Pernyataan tersebut disampaikan Presiden usai penyerahan sejumlah alutsista di Pangkalan Udara Lanud Halim Perdanakusuma pada Senin (18/5/2026). Adapun alutsista yang diserahkan meliputi enam pesawat tempur multirole Rafale, empat pesawat Falcon 8X, satu pesawat Airbus A400M, satu sistem rudal Meteor dan enam smart weapon Hammer, serta satu radar GCI GM403.
“Ini saya kira salah satu tonggak penambahan kekuatan,” ujar Presiden.
Menurut Presiden Prabowo, pembangunan kekuatan pertahanan harus dilakukan secara bertahap dan berkelanjutan sebagai langkah penangkal atau deterrent demi menjaga kepentingan nasional Indonesia.

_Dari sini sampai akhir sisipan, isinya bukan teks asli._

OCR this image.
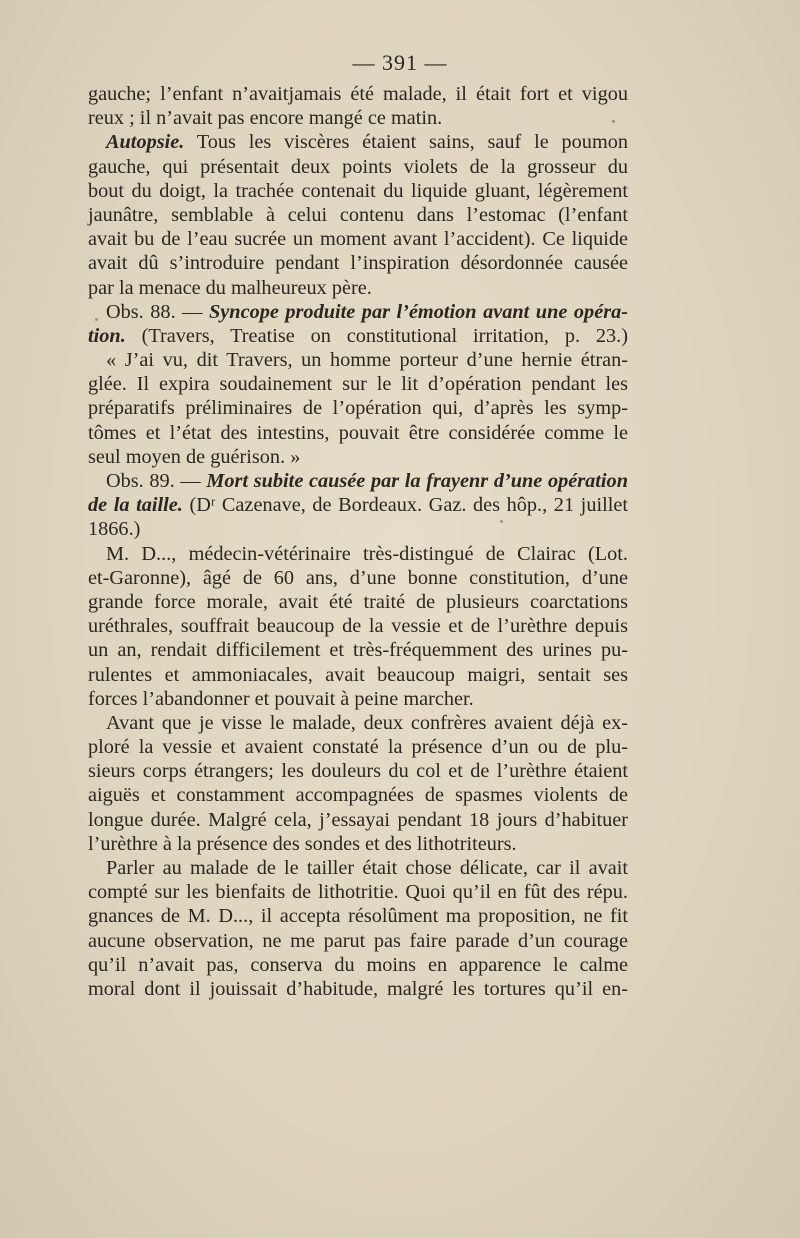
— 391 —
gauche; l’enfant n’avaitjamais été malade, il était fort et vigou
reux ; il n’avait pas encore mangé ce matin.
Autopsie. Tous les viscères étaient sains, sauf le poumon
gauche, qui présentait deux points violets de la grosseur du
bout du doigt, la trachée contenait du liquide gluant, légèrement
jaunâtre, semblable à celui contenu dans l’estomac (l’enfant
avait bu de l’eau sucrée un moment avant l’accident). Ce liquide
avait dû s’introduire pendant l’inspiration désordonnée causée
par la menace du malheureux père.
Obs. 88. — Syncope produite par l’émotion avant une opéra-
tion. (Travers, Treatise on constitutional irritation, p. 23.)
« J’ai vu, dit Travers, un homme porteur d’une hernie étran-
glée. Il expira soudainement sur le lit d’opération pendant les
préparatifs préliminaires de l’opération qui, d’après les symp-
tômes et l’état des intestins, pouvait être considérée comme le
seul moyen de guérison. »
Obs. 89. — Mort subite causée par la frayenr d’une opération
de la taille. (Dʳ Cazenave, de Bordeaux. Gaz. des hôp., 21 juillet
1866.)
M. D..., médecin-vétérinaire très-distingué de Clairac (Lot.
et-Garonne), âgé de 60 ans, d’une bonne constitution, d’une
grande force morale, avait été traité de plusieurs coarctations
uréthrales, souffrait beaucoup de la vessie et de l’urèthre depuis
un an, rendait difficilement et très-fréquemment des urines pu-
rulentes et ammoniacales, avait beaucoup maigri, sentait ses
forces l’abandonner et pouvait à peine marcher.
Avant que je visse le malade, deux confrères avaient déjà ex-
ploré la vessie et avaient constaté la présence d’un ou de plu-
sieurs corps étrangers; les douleurs du col et de l’urèthre étaient
aiguës et constamment accompagnées de spasmes violents de
longue durée. Malgré cela, j’essayai pendant 18 jours d’habituer
l’urèthre à la présence des sondes et des lithotriteurs.
Parler au malade de le tailler était chose délicate, car il avait
compté sur les bienfaits de lithotritie. Quoi qu’il en fût des répu.
gnances de M. D..., il accepta résolûment ma proposition, ne fit
aucune observation, ne me parut pas faire parade d’un courage
qu’il n’avait pas, conserva du moins en apparence le calme
moral dont il jouissait d’habitude, malgré les tortures qu’il en-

Ia menegaskan bahwa Indonesia tidak memiliki kepentingan lain selain menjaga kedaulatan wilayah sendiri.
“Kita harus terus tingkatkan kekuatan pertahanan kita sebagai penangkal, sebagai deterrent, kita tidak punya kepentingan selain untuk menjaga wilayah kita sendiri,” katanya.

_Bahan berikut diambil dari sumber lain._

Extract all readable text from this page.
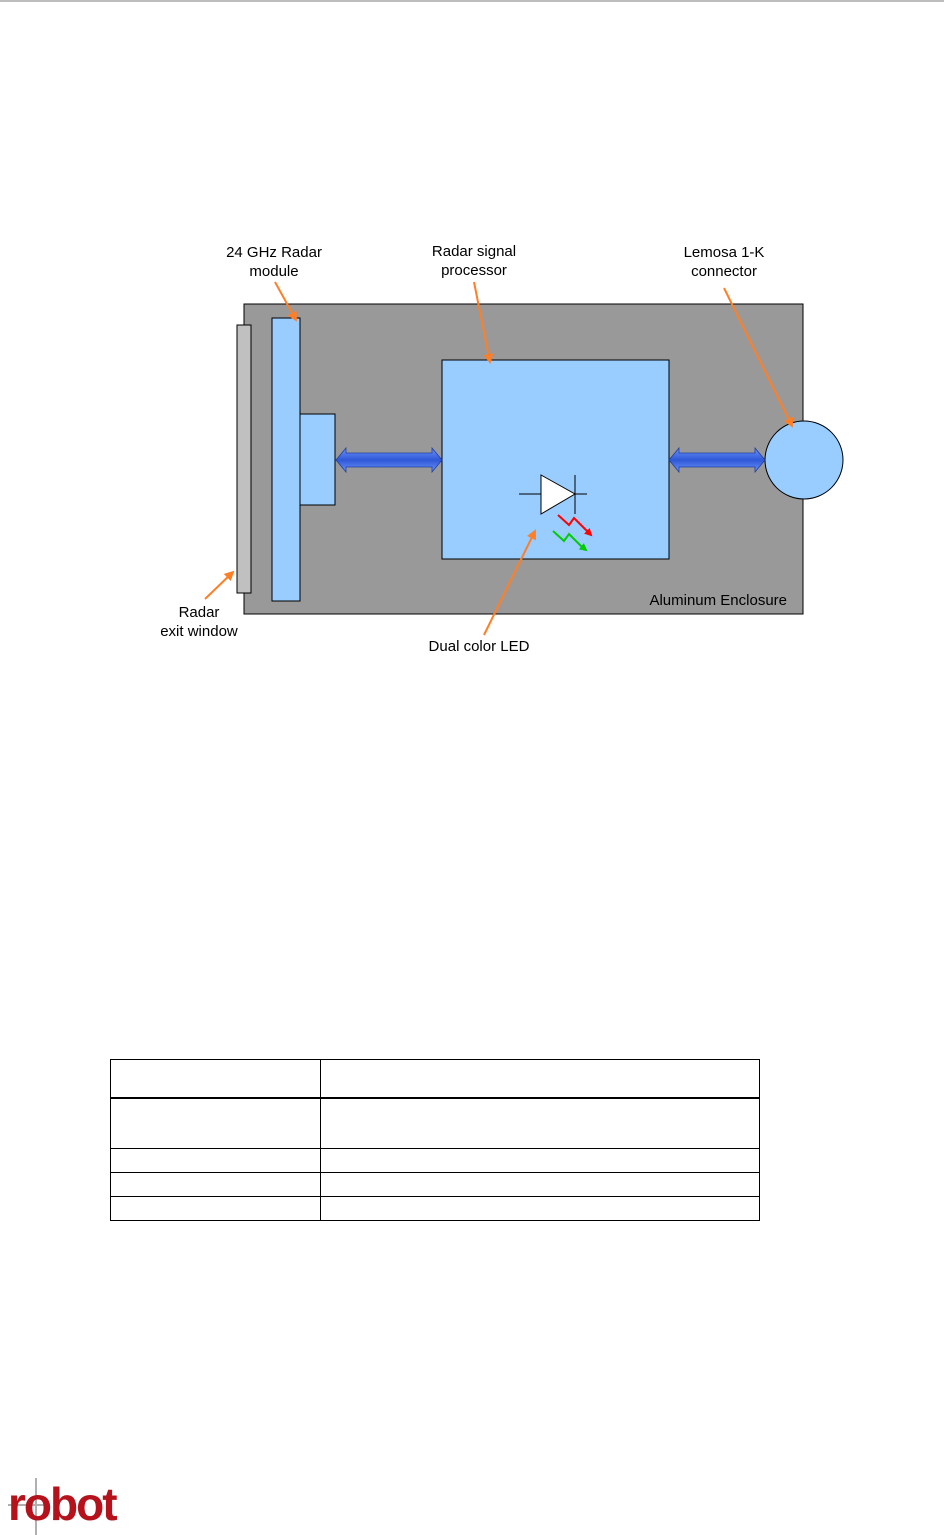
Aluminum Enclosure
24 GHz Radar
module
Radar signal
processor
Lemosa 1-K
connector
Radar
exit window
Dual color LED

robot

Presiden juga menyoroti kondisi geopolitik dunia yang penuh ketidakpastian sehingga pertahanan yang kuat dinilai menjadi syarat utama untuk menjaga stabilitas dan kedaulatan negara.
“Tapi kita lihat kondisi dunia, geopolitik penuh dengan ketidakpastian, dan kita tahu bahwa pertahanan syarat utama untuk stabilitas, jaminan bahwa kita bisa berdaulat,” tuturnya.
Lebih lanjut, Presiden memastikan pemerintah akan terus memperkuat seluruh matra pertahanan, baik darat, laut, maupun udara, guna mengamankan wilayah nasional secara menyeluruh.
“Dalam waktu yang akan datang, terus akan kita bangun kekuatan kita. Kita ingin mengamankan wilayah udara, wilayah laut, dan tentunya wilayah daratan kita,” tandas Presiden.